If the firewall rule allows IAP to connect, it might be an issue with the instance itself. One theory could be the internal firewall rule. Another could be that the instance is not responsive due utilization.
As a first step you can verify
serial port console logs for existing errors on the instance. Rebooting the instance as per this
third party article (we do not endorse but rather as an example) seems to have fixed the issue. You may also try using
gcloud commands in
cloudshell with "verbosity=debug" flag as to get a better idea about at what step it is failing. Another approach is to spin a VM in the same VPC, SSH to it and SSH from it to the troublesome instance through internal IPs (if using gcloud compute SSH command use --internal-ip flag from the new instance) .
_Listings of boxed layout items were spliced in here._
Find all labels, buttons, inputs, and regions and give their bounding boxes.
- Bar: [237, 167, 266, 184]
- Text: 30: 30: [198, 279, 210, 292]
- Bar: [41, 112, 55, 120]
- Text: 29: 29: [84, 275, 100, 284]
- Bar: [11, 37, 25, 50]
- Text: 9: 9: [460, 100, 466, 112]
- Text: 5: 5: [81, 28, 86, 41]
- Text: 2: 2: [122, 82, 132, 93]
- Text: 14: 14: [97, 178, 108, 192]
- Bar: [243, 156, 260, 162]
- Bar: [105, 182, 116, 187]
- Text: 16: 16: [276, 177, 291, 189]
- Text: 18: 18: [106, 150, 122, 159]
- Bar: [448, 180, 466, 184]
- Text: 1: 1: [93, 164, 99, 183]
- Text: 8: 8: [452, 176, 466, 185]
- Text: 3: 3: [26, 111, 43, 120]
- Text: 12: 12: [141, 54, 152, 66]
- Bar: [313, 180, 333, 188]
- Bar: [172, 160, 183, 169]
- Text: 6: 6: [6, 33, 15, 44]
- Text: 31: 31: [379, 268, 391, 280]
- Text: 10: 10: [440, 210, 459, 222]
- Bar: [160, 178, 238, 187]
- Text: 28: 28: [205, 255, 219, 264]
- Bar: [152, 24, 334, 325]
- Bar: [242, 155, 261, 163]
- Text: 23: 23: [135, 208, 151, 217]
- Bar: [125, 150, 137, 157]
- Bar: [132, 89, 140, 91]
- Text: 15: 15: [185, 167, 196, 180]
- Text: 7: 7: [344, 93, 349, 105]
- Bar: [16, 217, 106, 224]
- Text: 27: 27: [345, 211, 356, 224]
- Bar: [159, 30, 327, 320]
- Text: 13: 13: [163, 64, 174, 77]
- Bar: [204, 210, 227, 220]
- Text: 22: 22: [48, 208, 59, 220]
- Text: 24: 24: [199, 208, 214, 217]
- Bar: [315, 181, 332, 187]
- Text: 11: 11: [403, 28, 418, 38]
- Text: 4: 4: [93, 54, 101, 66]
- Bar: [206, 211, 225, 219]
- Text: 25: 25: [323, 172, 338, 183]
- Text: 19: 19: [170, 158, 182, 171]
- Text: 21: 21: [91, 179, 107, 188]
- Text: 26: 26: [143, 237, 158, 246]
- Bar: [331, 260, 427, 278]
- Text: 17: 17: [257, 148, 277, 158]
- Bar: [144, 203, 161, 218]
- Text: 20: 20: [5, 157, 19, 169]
This would test two things. The first being connectivity, meaning if you are not able to connect to the fresh instance, then it is connectivity related and reviewing firewall rules again would be beneficial. The second if you are able to connect to the new instance, and if you are not able to connect from it to the troublesome instance, it is most probably an issue with the troublesome VM itself.
As this is more of a technical question, I suggest to post at
serverfault.com as you have a larger community that might help. Posting there, provide all the tests and log output mentioned above. Make sure you redact any personal identifiable information including project IDs and Instance IDs. I hope the above helps.